C3 Glomerulopathy: Overview on a New Disease Entity
*Rahman DA,1 Banu SG2
- *Dr. DM Arifur Rahman, Assistant Professor, Pathology, TMSS Medical College, Bogura. email@example.com
- Sultana Gulshana Banu, Associate Professor, Pathology, Bangabandhu Sheikh Mujib Medical University (BSMMU), Dhaka.
The diagnosis of membranoproliferative glomerulonephritis (MPGN) has recently undergone change from an electron microscopy-based classification scheme to one based largely on immunofluorescence findings. Recent advances in our understanding of the disease pathology of membranoproliferative glomerulonephritis has resulted in its re-classification as complement C3 mediated glomerulopathy (C3G) and immune complex-mediated glomerulonephritis (IC-GN). The new concept is based on its underlying pathogenesis, with a key pathogenetic role for the complement alternative pathway (AP), rather than on histomorphological characteristics. This overview summarizes the current state of knowledge about the C3 glomerulopathy.
[Journal of Histopathology and Cytopathology, 2020 Jan; 4 (1):48-54]

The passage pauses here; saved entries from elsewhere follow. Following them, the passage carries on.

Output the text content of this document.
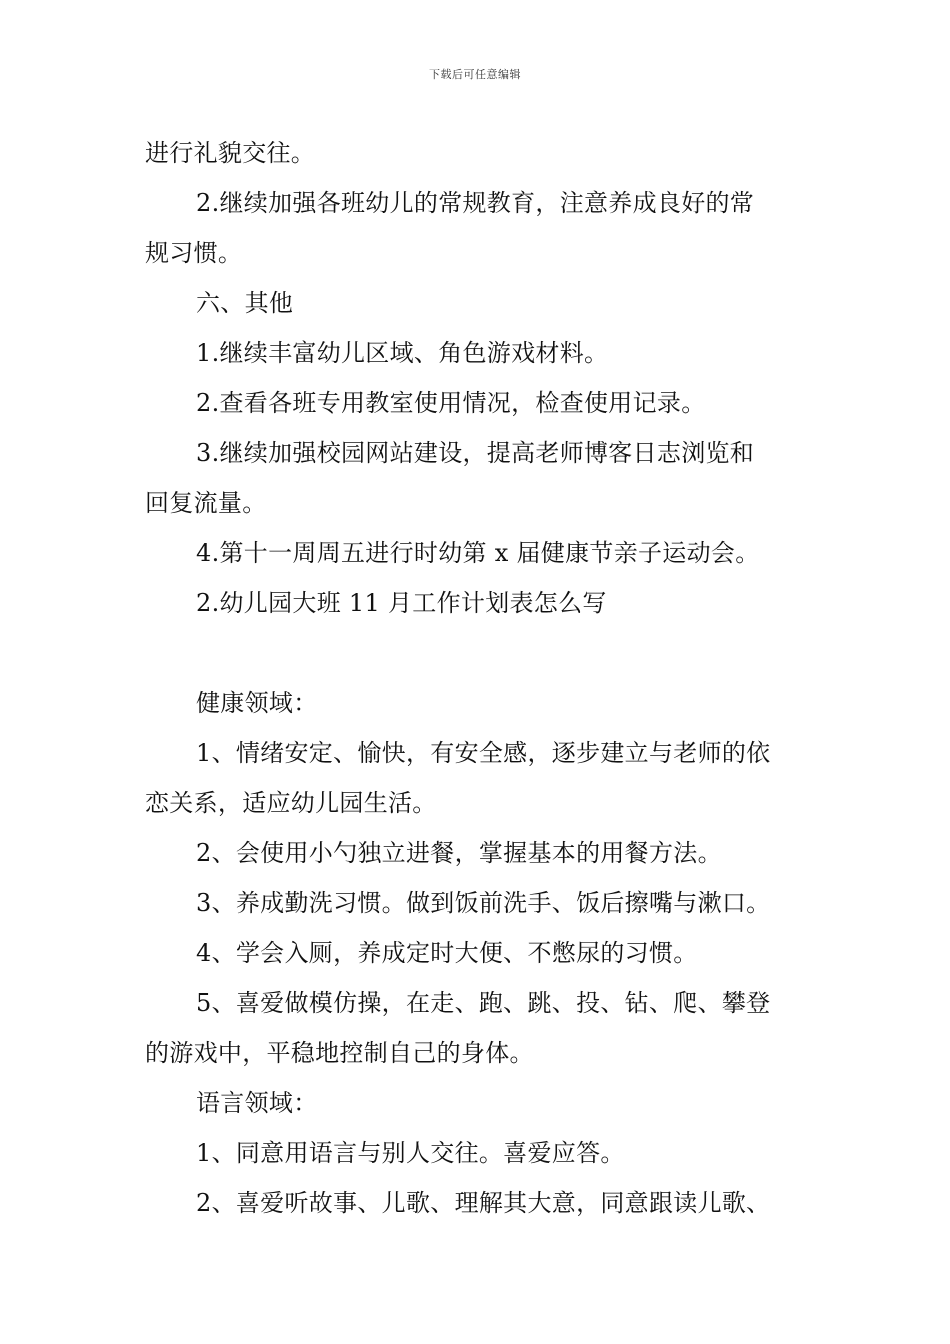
下载后可任意编辑
进行礼貌交往。
2.继续加强各班幼儿的常规教育，注意养成良好的常
规习惯。
六、其他
1.继续丰富幼儿区域、角色游戏材料。
2.查看各班专用教室使用情况，检查使用记录。
3.继续加强校园网站建设，提高老师博客日志浏览和
回复流量。
4.第十一周周五进行时幼第 x 届健康节亲子运动会。
2.幼儿园大班 11 月工作计划表怎么写
健康领域：
1、情绪安定、愉快，有安全感，逐步建立与老师的依
恋关系，适应幼儿园生活。
2、会使用小勺独立进餐，掌握基本的用餐方法。
3、养成勤洗习惯。做到饭前洗手、饭后擦嘴与漱口。
4、学会入厕，养成定时大便、不憋尿的习惯。
5、喜爱做模仿操，在走、跑、跳、投、钻、爬、攀登
的游戏中，平稳地控制自己的身体。
语言领域：
1、同意用语言与别人交往。喜爱应答。
2、喜爱听故事、儿歌、理解其大意，同意跟读儿歌、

Keywords: C3 glomerulopathy, Dense deposit disease, C3 glomerulonephritis, Membranoproliferative glomerulonephritis
C3 glomerulopathy (C3G) is an emerging kidney disease caused by dysregulation of the alternative complement pathway.1,2,3 The characteristic pathology of this disease is glomerular depositions of dominant C3 with absent or weak immunoglobulins. Therefore, C3G is basically diagnosed by immunofluorescence (IF) and it can reveal various patterns of glomerular injuries by light microscopy(LM).4,5 Following the recent trend of pathogenesis-based reclassification of glomerular diseases, glomerulonephritis associated with alternative complement dysregulation is collectively referred to as C3G.6 Because laboratory detection of alternative complement dysregulation is still uncommon in current practice, predominant C3 deposition by IF is an initial finding that suggests C3G. However, glomerular diseases caused by mechanisms other than alternative complement dysregulation may occasionally satisfy “C3-dominant deposition with scanty immunoglobulins” as stated in the current consensus report.4 Clearly, pathogenesis based classification in glomerular diseases is an important prospect for appropriate therapies, but the entity of C3G still presents dilemmas in diagnostic practice by lack of clear definition and pathogenic basis. We review the current status of C3 glomerulopathy, histological, immunofluorescence findings and treatment
MPGN and C3 Glomerulopathy
Understanding the limitations of current MPGN classification requires a brief review of complement activation pathways. There are two main pathways of complement activation: the classic pathway, which is activated when IgG or IgM antibodies bind to antigens; and the alternative pathway, which does not require the presence of antibodies and can be auto activated by spontaneous cleavage of C3 to C3b, leading to the formation of C3 convertase. The electron microscopy-based classification can result in overlap between types I and III. Both types have been considered to be immune complex-mediated glomerulonephritis but, observations suggest that some cases of MPGN type I or MPGN type III are mediated by complement, not immune complexes.7,8,9
So, the historical classification required modification. It is not based on pathogenesis and there is significant overlapping, which is described earlier. In recent years, there have been great advances in our understanding of the pathogenesis of MPGN, particularly in the area of complement-mediated C3 glomerulopathies, including DDD and C3 glomerulonephritis. 4,10
It is proposed that MPGN be classified into two major groups: immunoglobulin (Ig)-mediated and complement-mediated (C3G). If immunoglobulins are present on IF studies, the evaluation should include a work-up for infections, autoimmune diseases, and monoclonal gammopathies, including cryoglobulins. It should be kept in mind that Ig-mediated MPGN also is associated with extensive C3 (and C4) deposition along the capillary walls via activation of the classic pathway of complement. On the other hand, if the IF studies show predominantly C3 and are negative or show no significant staining for Igs, an in-depth study of the AP is warranted. Ig-mediated MPGN is more likely to be present in adults whereas complement-mediated MPGN is more likely to be present in children and young adults. It is likely that C3G noted in children and young adults is due to genetic mutations in complement-regulating proteins, whereas it is acquired in adults as a result of development of autoantibodies to complement-regulating proteins. Initial evaluation of AP should include serum MAC levels, an alternative pathway functional assay, and hemolytic complement assays. If the initial screening is positive, it should be followed by genetic analysis for mutations and enzyme-linked immunosorbent assays for the presence of autoantibodies to complement-regulating proteins.11-14
The current approach, therefore, distinguishes those forms of MPGN with isolated C3 deposits (including DDD and C3GN) as alternative complement pathway-mediated C3G from those cases of MPGN that are mediated by the classical complement pathway with deposits of Ig and complement.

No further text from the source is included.